Polite numbers are numbers that can be expressed as the sum of consecutive integers.

The set of impolite numbers are numbers that cannot.

The impolite numbers are the powers of 2.

The number of ways you can define a given polite number as a sum of consecutive numbers is equal to the number of odd factors (including 1 and itself).

Triangle numbers are obviously a subset of the polite numbers (whereby the sequence starts at 1), and a square is the sum of 2 consecutive triangle numbers.

An odd square is the 8 triangles + 1.

An even square can be reduced by dividing by 4.

Therefore the problem can be reduced down to differences of triangle numbers where one triangle is off by 1, and this difference of triangles can be expressed as polite numbers…

If you have a particular an in (e,1), there will be another cell in (0,1) or in (1,1) with the same t value. a from these cells and f from our semiprime have a relationship with a(n-1).

If e is odd, you find the cell in (0,1) with the same t as the (e,1) cell. That (0,1) cell’s a minus (f/2) is equal to a(n-1).

If e is even, you do the same thing, but with (1,1) and with (f+1)/2.

Apparently there's a useful values in the cell in (e,1) where x=f or f-1. VQC didn't say which value though. Also it appears that it doesn't make sense to say where x=f based on parities, but he said it, so I'm putting it here.

The VQC is a lookup table, and there's meant to be a "lookup x" for our given c that "gives you na or (n-1)". There's some x value somewhere in the grid that can applied to c in some way to give us na or n-1. Since there are two possibilities, it's probably based on e and f parities, given all of the patterns based around e and f parities. Also, since the x value in (e,1) where a[t] = na will always be equal to the x value in the prime solution record, finding that x value would bypass (e,1) and na completely, since we wouldn't need to factor na to know what a and b are (since we'd have the prime solution record). So this x value is most likely not the x value from the (e,1) record where a[t] = na.
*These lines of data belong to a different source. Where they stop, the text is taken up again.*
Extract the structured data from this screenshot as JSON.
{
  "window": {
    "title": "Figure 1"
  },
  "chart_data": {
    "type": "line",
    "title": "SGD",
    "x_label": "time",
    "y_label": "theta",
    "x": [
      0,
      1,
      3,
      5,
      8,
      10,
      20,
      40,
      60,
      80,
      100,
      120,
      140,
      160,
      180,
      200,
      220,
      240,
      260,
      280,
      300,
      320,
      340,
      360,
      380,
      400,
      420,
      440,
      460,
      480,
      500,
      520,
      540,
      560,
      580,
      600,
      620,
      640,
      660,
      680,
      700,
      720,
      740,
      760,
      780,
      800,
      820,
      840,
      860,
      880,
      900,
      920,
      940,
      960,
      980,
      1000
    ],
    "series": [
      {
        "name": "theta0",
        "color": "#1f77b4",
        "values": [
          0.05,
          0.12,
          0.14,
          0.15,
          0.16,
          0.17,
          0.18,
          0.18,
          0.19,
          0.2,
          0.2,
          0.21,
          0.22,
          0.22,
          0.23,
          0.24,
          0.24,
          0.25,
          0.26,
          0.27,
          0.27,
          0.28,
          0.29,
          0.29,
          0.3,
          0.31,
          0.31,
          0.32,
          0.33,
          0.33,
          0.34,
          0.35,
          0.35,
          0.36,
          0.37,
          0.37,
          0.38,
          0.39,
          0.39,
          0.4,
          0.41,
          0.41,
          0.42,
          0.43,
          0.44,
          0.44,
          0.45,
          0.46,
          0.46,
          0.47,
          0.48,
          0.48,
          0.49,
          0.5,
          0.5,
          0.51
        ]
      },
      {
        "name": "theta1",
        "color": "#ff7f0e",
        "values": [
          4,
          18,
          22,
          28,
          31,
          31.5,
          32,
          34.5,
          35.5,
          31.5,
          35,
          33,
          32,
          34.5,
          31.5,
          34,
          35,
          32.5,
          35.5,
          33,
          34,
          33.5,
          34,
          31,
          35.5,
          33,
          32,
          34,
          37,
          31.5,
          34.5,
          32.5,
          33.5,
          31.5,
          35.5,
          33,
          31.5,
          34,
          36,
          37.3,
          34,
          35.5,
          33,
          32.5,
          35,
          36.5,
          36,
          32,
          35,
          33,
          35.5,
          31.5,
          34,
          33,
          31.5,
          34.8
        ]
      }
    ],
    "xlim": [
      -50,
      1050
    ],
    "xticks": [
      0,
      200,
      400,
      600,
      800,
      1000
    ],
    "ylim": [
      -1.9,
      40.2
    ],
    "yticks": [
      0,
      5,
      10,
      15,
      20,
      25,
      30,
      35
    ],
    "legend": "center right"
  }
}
In regards to the frequency of repeating A[t] values and B[t] values in (e,1), (-f,1) and other cells with same c but different d. Look at the following records images. Pay attention to the block on the right. The center dot is (e,1,t) for whatever record we have at the moment with the same x or t. Column to the left would be -f, then the next would be for d=d+2, etc. Then if you go to the right each column is d=d-1. Going down you have higher t values, and going vertical up you have lower t values. If there is a red dot that means it shares a as factor of A[t], green dot means it shares b as factor of A[t] and cyan is c as factor. Notice that for any entry in with the t=t+n shift, the location of that c row (which is origianlly the cyan one going down to the right) turns into a B line for the next record at t+n, then it is always a B line for the rest of those records.

For e=0 you can get to all records where a and b are a multiple of n just by starting at (0, n, 1) and jumping by t = t + n. First image is using c6107's d value of 78 to get to (0, 78, 1), and then jumping.

Somehow this works for 2d as well, where jumping by t+78 from (0, 156, 1), the a and b values are still always divisible by 78. Next level up you could use 156 * 2 = 312 and go to (0, 312, 1+312), and a and b is always divisible by 156.

This diagonal movement increases c 4 times for each step, and has some really interesting patterns in the generated records.